2. Objective Binge – Too much food, too fast with a loss of control. I think this is what I always thought of as a binge.
8 Types of Binges:
- Opportunity Binge:
This is a binge which is linked to availability, free time and privacy. It is associated with the deprivation binge, in that it can be a food you have not allowed yourself. It is very beneficial to have your days structured to help prevent this kind of binge. I have to watch this one, since I live alone I have lots of opportunity and for me night-time is the worst. I try to keep a regular scheduled bedtime since this is my most vulnerable time of the day.
- Stress Binge:
This kind of binge acts as a form of numbing or distracting from the stress, anxiety or pain. It functions in the same way as a drug or alcohol does. I have found that this type of binge for me is triggered by stress, but I specifically crave sugar.

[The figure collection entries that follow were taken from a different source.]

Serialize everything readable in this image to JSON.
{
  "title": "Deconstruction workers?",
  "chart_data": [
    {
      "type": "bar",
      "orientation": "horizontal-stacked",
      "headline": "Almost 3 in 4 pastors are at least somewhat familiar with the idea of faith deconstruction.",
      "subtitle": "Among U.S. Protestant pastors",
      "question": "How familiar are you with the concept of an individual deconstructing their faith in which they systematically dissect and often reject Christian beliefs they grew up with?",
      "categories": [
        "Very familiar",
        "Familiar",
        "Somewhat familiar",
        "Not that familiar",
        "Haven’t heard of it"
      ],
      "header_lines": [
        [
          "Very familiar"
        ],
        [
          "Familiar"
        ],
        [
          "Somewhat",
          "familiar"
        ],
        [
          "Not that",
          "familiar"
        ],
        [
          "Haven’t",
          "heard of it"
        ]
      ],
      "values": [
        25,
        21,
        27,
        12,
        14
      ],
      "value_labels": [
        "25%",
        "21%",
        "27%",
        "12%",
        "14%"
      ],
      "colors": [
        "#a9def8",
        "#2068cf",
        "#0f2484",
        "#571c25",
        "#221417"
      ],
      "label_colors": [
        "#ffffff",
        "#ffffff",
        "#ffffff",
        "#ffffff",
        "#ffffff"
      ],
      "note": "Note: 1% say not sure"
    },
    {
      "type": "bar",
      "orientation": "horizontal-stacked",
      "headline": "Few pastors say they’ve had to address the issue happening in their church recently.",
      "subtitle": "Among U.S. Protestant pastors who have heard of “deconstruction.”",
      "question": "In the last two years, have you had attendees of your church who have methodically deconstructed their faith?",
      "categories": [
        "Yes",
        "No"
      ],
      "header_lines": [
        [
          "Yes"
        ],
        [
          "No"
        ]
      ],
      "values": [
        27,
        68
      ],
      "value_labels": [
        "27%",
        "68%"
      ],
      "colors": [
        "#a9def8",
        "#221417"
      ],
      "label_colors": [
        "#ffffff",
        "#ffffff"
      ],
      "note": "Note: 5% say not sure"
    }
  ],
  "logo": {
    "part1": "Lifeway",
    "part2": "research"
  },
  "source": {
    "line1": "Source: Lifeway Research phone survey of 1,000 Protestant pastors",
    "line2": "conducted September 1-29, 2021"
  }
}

This is one, where I have had to learn to not get over tired, set aside quiet time so I can relax. I started meditating when I stopped drinking and it really does help me keep life in perspective. Work Life balance, as well as, minimizing people who create drama in my life has helped me keep my stress levels to a minimum.
- Vengeful/Anger Binge:
Well, I am sure you can guess by the name of my blog, this is a binge I have used many times. This can be anger related to myself, others or a situation. For this binge, as for any of these, the thing I binge on could be anything from food, alcohol, shopping, men…whatever it took to get that energy out. I will say that this type of binge for me was more of a bulimic binge. When I stopped drinking this binge took hold in food pretty strongly. My alcoholism and eating disorders are best buddies and I have to watch them both very closely.
- Deprivation Binge:
This type of binge is triggered when you have designated that there are certain foods you can’t have. I am actively working on retraining my thinking on “good” and “bad” foods. When I tell myself I can’t have certain foods a craving is created. I can hold off for a while then when I finally give in I eat too much, too fast. The shame that follows the binge sometimes results in additional bingeing.
This is why my treatment team consistently tell me that nothing is off-limits. Everything in moderation. If I allow myself to have these things when I want them, I am less likely to binge on them.
- Hunger/Starvation Binge:
This is a binge that is triggered by waiting too long to eat or skipping meals. You are basically starving yourself. This type of binge triggers obsessive thoughts about food, mood swings, headaches. I have found that this is a common binge for me. I tend to work through meals and not snack through the day. I will always binge at night due to this practice. My dietitian has been a great help in getting this under control. I have alarms on my phone to remind me of my meal and snack times. When I stick to the 3 and 3 plan (3 meals, 3 snacks) I don’t binge. Not only do I not binge, but my energy is constant through the day, my anxiety decreases, and I sleep better.
Restricting calories and increasing exercise can also, ultimately, trigger this kind of binge. Your body feels like it is starving and will do anything to protect itself. I will explain this in more detail in a post on metabolism.
- Pleasure Binge:
This kind of binge for me is associated with parties and fun with friends. It is for entertainment and stimulation. The loss of control is subtle, but strong.
7. Attachment Binge:
This type of binge serves to satisfy an attachment strategy. it is an attempt to satisfy an unmet need.
- Habit Binge:
This is a binge that is so normal that you don’t even know that it is happening. For me it is related to the fact that I have a very fast pace when I eat. I always have, but it is such that I do not know I am full until I have eaten too much.
In my experience, I have used all of these binges and they are all followed by self-hate and shame. Shame is a nasty little bugger and has haunted me my entire life. As I work with my treatment team on resolving my past traumas, my relationship with food and developing my shame resilience, my perspective is gradually shifting to a forgiving, loving and happier place.
I owe my life to everyone who is helping me along this new path to freedom.